Coordenadora de pesquisa do Instituto Fogo Cruzado, Terine Coelho acredita que houve uma “institucionalização do movimento pró-armamento no Congresso Nacional”. A pesquisadora destaca que na atual legislatura, além de duplicar a bancada, o movimento começou a se organizar, como ocorreu com a criação do grupo PROARMAS.
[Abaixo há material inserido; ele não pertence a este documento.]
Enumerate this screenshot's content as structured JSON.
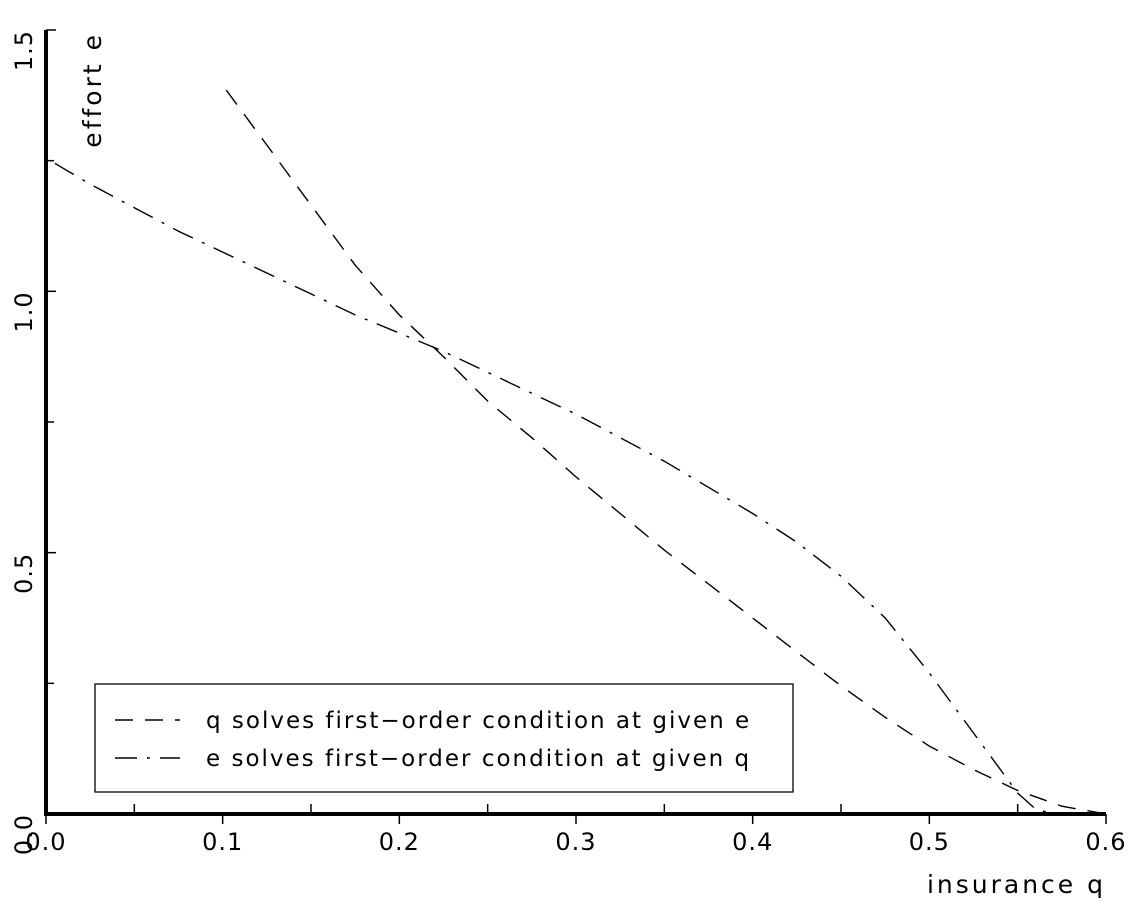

— A pesquisa mostra a existência de um campo de armas muito organizado, enquanto os parlamentares pró-controle de armas não estão se mobilizando. É preciso olhar para o Congresso para saber se ele está, de fato, representando o que a população deseja. Detectamos um grupo mais barulhento, mas que não representa necessariamente o que pensa a maioria do povo brasileiro — aponta Coelho.
Baixa diversidade
O estudo aponta que nos primeiros 45 anos analisados, entre 1951 e 1996, houve baixo número de discursos. Entre 1997 e 2006 ocorreu uma intensificação, no contexto da criação do Sistema Nacional de Armas (Sinarm), do Estatuto do Desarmamento e do referendo sobre venda de armas, totalizando 827 discursos.
Por outro lado, entre 2007 e 2014, o debate perdeu força com 550 discursos. A discussão centrou-se na regulamentação do armamento dos guardas civis e no uso de armas no manejo dos javaporcos, espécie que se tornou praga em campos das regiões Sul, Sudeste e Centro-Oeste.
A pesquisa também destaca a baixa diversidade entre os atores envolvidos no debate sobre armas. Segundo o estudo, os perfis de gênero e raça dos parlamentares que discursam sobre o tema no plenário são compatíveis com os da composição do Legislativo como um todo, com grande maioria de homens e brancos.
Entre os argumentos mais utilizados por ambos os lados para defender pontos de vista estão o medo da violência, a gestão da segurança pública, a divisão da sociedade entre bons cidadãos e criminosos, o papel da política e como as armas impactam de forma diferente os grupos populacionais. de acordo com sexo, cor ou idade.
O que cada lado argumenta:
Armamentistas:
Direito à defesa,
Falta de controle sobre a segurança pública,
Impacto do desarmamento no aumento da violência,
Aspectos legais do uso de armas,
Divisão entre criminosos e bons cidadãos.
Controle pró-armas:
Monopólio do uso de armas pela polícia,
Consequências da maior circulação de armas para a segurança pública,
Necessidade de uma solução mais ampla para a violência e os impactos nas mulheres, nas populações não brancas e nas escolas.